Postoperative Complications

  • Infection (urinary tract or vaginal cuff infection)
  • Vault hematoma
  • Urinary retention
  • Thromboembolic events
  • Vaginal cuff dehiscence (rare)

Long-term complications may include vaginal vault prolapse, particularly if adequate support is not ensured during surgery.

Postoperative Care

Postoperative management includes monitoring vital signs, urine output, and vaginal bleeding. Early ambulation is encouraged to reduce thromboembolic risk. Analgesics and antibiotics are prescribed as needed.

Patients are typically discharged within 24–72 hours, depending on recovery. They are advised to avoid heavy lifting and sexual intercourse for approximately 6 weeks to allow proper healing.
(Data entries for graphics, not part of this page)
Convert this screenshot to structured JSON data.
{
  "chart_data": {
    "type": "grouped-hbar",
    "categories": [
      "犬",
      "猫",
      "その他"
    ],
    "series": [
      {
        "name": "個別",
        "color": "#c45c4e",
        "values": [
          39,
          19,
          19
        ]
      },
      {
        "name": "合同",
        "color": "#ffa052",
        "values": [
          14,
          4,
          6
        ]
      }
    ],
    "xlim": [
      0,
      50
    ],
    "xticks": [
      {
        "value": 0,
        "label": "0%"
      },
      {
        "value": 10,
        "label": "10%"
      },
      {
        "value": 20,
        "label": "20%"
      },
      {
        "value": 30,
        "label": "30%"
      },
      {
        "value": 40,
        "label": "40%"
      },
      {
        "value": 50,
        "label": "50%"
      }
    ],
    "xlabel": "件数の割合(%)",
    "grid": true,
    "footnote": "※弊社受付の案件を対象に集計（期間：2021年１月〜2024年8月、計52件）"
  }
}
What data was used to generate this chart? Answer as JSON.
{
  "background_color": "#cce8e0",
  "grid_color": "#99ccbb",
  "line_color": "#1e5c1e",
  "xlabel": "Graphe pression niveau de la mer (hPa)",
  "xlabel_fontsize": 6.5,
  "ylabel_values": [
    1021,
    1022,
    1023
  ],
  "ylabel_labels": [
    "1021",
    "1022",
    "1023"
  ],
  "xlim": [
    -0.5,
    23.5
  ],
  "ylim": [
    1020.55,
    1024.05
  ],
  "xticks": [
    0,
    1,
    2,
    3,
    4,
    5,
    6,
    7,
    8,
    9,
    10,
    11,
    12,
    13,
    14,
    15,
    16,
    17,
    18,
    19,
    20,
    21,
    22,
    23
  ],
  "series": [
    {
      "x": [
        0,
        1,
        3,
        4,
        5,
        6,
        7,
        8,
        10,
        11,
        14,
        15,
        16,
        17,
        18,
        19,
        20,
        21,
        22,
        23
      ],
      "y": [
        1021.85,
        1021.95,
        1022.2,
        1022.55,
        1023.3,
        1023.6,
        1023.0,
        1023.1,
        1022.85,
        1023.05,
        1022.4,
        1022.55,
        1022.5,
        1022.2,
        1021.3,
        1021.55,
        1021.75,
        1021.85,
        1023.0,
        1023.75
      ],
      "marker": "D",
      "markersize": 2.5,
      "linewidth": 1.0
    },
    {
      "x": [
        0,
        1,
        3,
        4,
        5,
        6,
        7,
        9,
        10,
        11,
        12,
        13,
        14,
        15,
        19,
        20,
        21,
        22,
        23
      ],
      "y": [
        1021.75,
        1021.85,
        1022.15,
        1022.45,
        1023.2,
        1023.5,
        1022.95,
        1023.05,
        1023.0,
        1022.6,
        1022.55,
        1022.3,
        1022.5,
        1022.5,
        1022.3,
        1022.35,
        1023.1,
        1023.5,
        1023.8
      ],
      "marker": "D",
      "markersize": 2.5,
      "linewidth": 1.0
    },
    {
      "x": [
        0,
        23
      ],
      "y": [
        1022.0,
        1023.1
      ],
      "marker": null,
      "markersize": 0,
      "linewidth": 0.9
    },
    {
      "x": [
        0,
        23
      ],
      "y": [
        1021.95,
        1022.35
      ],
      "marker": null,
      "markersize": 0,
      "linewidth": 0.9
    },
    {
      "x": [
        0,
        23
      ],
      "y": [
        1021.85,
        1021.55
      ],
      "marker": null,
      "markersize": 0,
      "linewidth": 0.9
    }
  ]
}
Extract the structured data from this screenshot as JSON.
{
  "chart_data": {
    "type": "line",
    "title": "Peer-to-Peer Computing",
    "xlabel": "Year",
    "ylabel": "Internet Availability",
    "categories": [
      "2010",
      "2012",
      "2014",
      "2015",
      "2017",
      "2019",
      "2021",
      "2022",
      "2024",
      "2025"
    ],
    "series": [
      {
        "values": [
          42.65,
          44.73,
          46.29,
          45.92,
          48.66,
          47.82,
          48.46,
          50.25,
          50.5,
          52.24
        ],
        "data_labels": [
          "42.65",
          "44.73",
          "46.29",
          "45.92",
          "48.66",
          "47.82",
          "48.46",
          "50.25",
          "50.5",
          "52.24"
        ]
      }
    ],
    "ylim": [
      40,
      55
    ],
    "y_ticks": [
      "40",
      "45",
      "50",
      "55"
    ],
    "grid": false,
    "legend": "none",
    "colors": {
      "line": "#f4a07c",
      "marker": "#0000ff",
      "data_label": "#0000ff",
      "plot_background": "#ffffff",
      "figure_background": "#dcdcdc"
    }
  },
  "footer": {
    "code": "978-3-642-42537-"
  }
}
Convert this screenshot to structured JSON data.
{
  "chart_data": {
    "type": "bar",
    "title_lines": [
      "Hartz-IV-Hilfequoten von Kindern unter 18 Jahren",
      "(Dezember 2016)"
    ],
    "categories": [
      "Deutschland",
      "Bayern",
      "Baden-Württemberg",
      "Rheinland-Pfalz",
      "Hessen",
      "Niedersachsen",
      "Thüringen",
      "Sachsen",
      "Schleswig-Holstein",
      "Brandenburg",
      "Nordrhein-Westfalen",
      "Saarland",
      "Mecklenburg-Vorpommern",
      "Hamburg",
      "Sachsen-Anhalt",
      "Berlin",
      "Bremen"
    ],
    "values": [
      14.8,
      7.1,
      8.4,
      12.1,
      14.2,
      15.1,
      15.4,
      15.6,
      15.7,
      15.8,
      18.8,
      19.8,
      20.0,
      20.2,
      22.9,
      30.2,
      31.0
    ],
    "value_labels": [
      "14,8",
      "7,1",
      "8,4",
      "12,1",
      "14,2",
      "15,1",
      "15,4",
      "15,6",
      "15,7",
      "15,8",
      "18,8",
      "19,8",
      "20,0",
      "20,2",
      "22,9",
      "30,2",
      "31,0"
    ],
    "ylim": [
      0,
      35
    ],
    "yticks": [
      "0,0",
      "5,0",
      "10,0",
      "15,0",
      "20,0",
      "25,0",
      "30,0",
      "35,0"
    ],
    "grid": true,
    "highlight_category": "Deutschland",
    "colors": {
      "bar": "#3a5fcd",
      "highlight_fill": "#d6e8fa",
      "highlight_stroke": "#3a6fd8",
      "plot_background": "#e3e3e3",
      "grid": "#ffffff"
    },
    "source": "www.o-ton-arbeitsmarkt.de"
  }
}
Comparison with Other Routes

When compared to abdominal hysterectomy, VH has significantly lower morbidity and faster recovery. Compared to laparoscopic hysterectomy, VH avoids the need for advanced equipment and longer operative time in many cases.

However, laparoscopic approaches may be preferred when visualization of the pelvis is required, such as in cases of endometriosis or adhesions.

Recent Advances

Advancements in surgical techniques have expanded the applicability of vaginal hysterectomy. These include:

  • Use of energy devices for better hemostasis
  • Vaginal natural orifice transluminal endoscopic surgery (vNOTES)
  • Improved training and skill development among gynecologic surgeons

These innovations continue to reinforce the role of VH as a minimally invasive and effective procedure.

Conclusion

Vaginal hysterectomy remains a cornerstone in gynecological surgery due to its safety, efficiency, and patient-centered benefits. With appropriate patient selection and surgical expertise, it offers superior outcomes compared to other approaches for benign uterine conditions. As surgical training and technology evolve, the indications for vaginal hysterectomy are likely to expand further, reaffirming its position as the preferred route for hysterectomy whenever feasible.